L’esempio ficcante è dato proprio dal B-1B, il primo bombardiere al mondo con ala a geometria variabile e lo racconta il generale Larry Stutzriem a Defense News. La flotta di Lancer, questo il nome del velivolo, rappresenta più di un terzo di tutta la flotta di bombardieri dell’Usaf. All’indomani dell’11 settembre, ne erano stati ritirati 26 per liberare fondi che avrebbero dovuto essere destinati alla loro modernizzazione. Negli anni seguenti però, l’aeronautica Usa ha continuato a utilizzare intensamente i velivoli in una serie di dispiegamenti operativi pressoché ininterrotti, che ne ha aumentato l’usura. Coi tagli al bilancio non è stato possibile mantenere aperta la totalità della linea di volo dei B-1B e pertanto parecchi sono rimasti costretti a terra, generando così un ulteriore carico di lavoro per le macchine ancora in servizio: la scorsa estate la prontezza operativa dei B-1B era crollata al 10% proprio per questo motivo.

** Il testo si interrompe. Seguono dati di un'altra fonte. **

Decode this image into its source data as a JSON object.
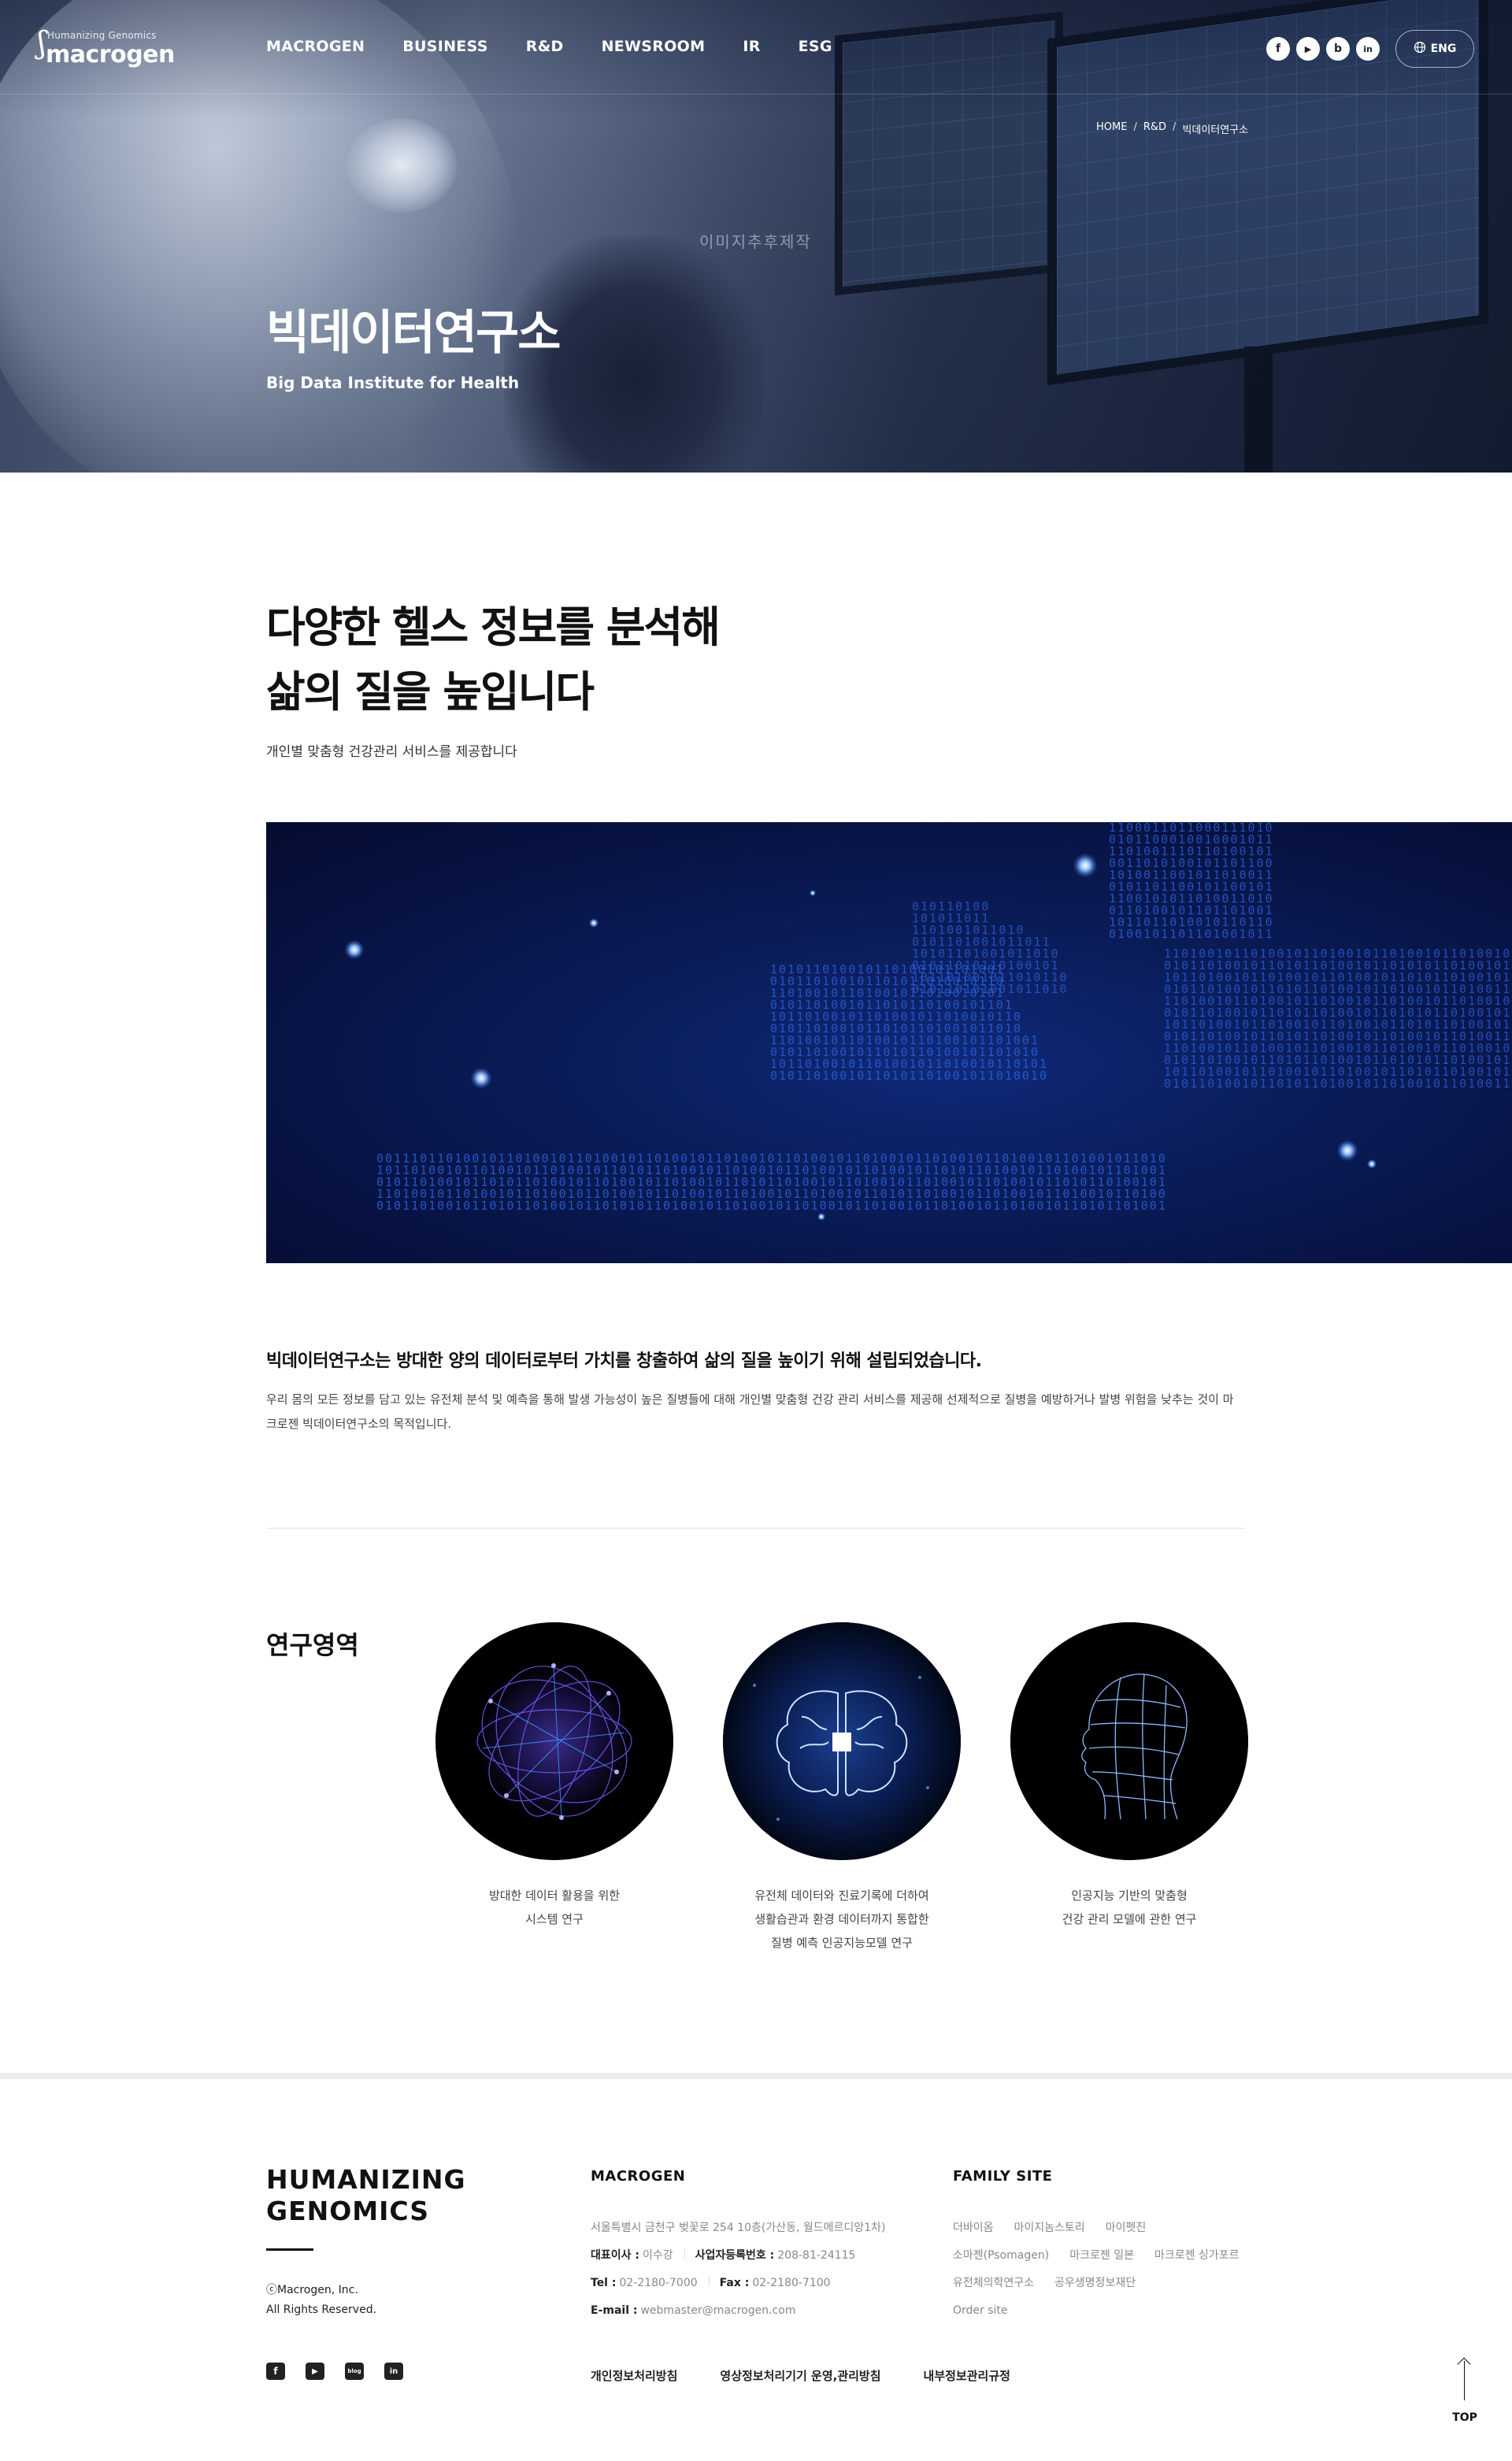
{
  "header": {
    "logo_small": "Humanizing Genomics",
    "logo_main": "macrogen",
    "nav": [
      "MACROGEN",
      "BUSINESS",
      "R&D",
      "NEWSROOM",
      "IR",
      "ESG"
    ],
    "sns": [
      {
        "icon": "facebook-icon",
        "glyph": "f"
      },
      {
        "icon": "youtube-icon",
        "glyph": "▶"
      },
      {
        "icon": "blog-icon",
        "glyph": "b"
      },
      {
        "icon": "linkedin-icon",
        "glyph": "in"
      }
    ],
    "lang_label": "ENG"
  },
  "hero": {
    "breadcrumb": [
      "HOME",
      "R&D",
      "빅데이터연구소"
    ],
    "watermark": "이미지추후제작",
    "title": "빅데이터연구소",
    "subtitle": "Big Data Institute for Health"
  },
  "intro": {
    "title_line1": "다양한 헬스 정보를 분석해",
    "title_line2": "삶의 질을 높입니다",
    "subtitle": "개인별 맞춤형 건강관리 서비스를 제공합니다",
    "lead": "빅데이터연구소는 방대한 양의 데이터로부터 가치를 창출하여 삶의 질을 높이기 위해 설립되었습니다.",
    "description": "우리 몸의 모든 정보를 담고 있는 유전체 분석 및 예측을 통해 발생 가능성이 높은 질병들에 대해 개인별 맞춤형 건강 관리 서비스를 제공해 선제적으로 질병을 예방하거나 발병 위험을 낮추는 것이 마크로젠 빅데이터연구소의 목적입니다."
  },
  "research": {
    "title": "연구영역",
    "items": [
      {
        "icon": "globe-network-icon",
        "caption_lines": [
          "방대한 데이터 활용을 위한",
          "시스템 연구"
        ]
      },
      {
        "icon": "brain-chip-icon",
        "caption_lines": [
          "유전체 데이터와 진료기록에 더하여",
          "생활습관과 환경 데이터까지 통합한",
          "질병 예측 인공지능모델 연구"
        ]
      },
      {
        "icon": "wireframe-head-icon",
        "caption_lines": [
          "인공지능 기반의 맞춤형",
          "건강 관리 모델에 관한 연구"
        ]
      }
    ]
  },
  "footer": {
    "brand_line1": "HUMANIZING",
    "brand_line2": "GENOMICS",
    "copyright_line1": "ⓒMacrogen, Inc.",
    "copyright_line2": "All Rights Reserved.",
    "company_heading": "MACROGEN",
    "address": "서울특별시 금천구 벚꽃로 254 10층(가산동, 월드메르디앙1차)",
    "ceo_label": "대표이사 :",
    "ceo": "이수강",
    "bizno_label": "사업자등록번호 :",
    "bizno": "208-81-24115",
    "tel_label": "Tel :",
    "tel": "02-2180-7000",
    "fax_label": "Fax :",
    "fax": "02-2180-7100",
    "email_label": "E-mail :",
    "email": "webmaster@macrogen.com",
    "family_heading": "FAMILY SITE",
    "family_rows": [
      [
        "더바이옴",
        "마이지놈스토리",
        "마이펫진"
      ],
      [
        "소마젠(Psomagen)",
        "마크로젠 일본",
        "마크로젠 싱가포르"
      ],
      [
        "유전체의학연구소",
        "공우생명정보재단"
      ],
      [
        "Order site"
      ]
    ],
    "sns": [
      {
        "icon": "facebook-icon",
        "glyph": "f"
      },
      {
        "icon": "youtube-icon",
        "glyph": "▶"
      },
      {
        "icon": "blog-icon",
        "glyph": "blog"
      },
      {
        "icon": "linkedin-icon",
        "glyph": "in"
      }
    ],
    "policy_links": [
      "개인정보처리방침",
      "영상정보처리기기 운영,관리방침",
      "내부정보관리규정"
    ],
    "top_label": "TOP"
  }
}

Il generale sostiene che la pandemia in atto, con le sue pesanti ripercussioni economiche, ha esacerbato ulteriormente questa situazione ed il ritiro definitivo dei bombardieri da Guam è solo la prima conseguenza di una tendenza che inciderà molto sulla capacità di deterrenza dell’Usaf. Non è forse un caso, quindi, che mercoledì 22 aprile proprio un B-1B decollato dalla base di Ellsworth in South Dakota, dopo un lunghissimo volo che gli ha fatto toccare l’Alaska e rasentare lo spazio aereo russo della penisola della Kamcatka, sia atterrato in Giappone, a Okinawa. Se eventi simili sono molto frequenti in Europa, è piuttosto raro che capitino nel Pacifico, soprattutto nel Pacifico nordoccidentale: una piccola dimostrazione di forza a beneficio degli alleati degli Usa ma soprattutto dei suoi avversari.
Se quindi gli Stati Uniti non vogliono perdere il primato e la loro capacità di deterrenza saranno giocoforza costretti a investire molto di più nel programma B-21, anche arrivando a raddoppiare il numero dei velivoli previsti, in considerazione del fatto che bombardieri come il B-52H, che comunque si prevede che resti in servizio sino al 2050, non sono già più in grado di penetrare con successo nelle difese aeree di tipo moderno, relegandoli così a compiti “di seconda linea” contro obiettivi strategici poco o nulla difesi – o per un second strike – e contro obiettivi tattici. Proprio da quest’ultimo punto di vista è altamente indicativa la recente decisione dell’Usaf di “radiare” le bombe nucleari a caduta libera B-61-7 e le B-83-1 dall’armamento a caduta libera del B-52H mantenendo la capacità di attacco atomico solo grazie ai missili da crociera aria-superficie Agm-86B.
In attesa però che il Raider entri in servizio, è necessario che si inverta la tendenza che costringe a terra la maggior parte della flotta dei bombardieri, ovvero che si spendano più soldi per la loro manutenzione o modernizzazione: una questione da risolvere in fretta ma che potrebbe scontrarsi proprio con l’attuale emergenza economica data dalla pandemia.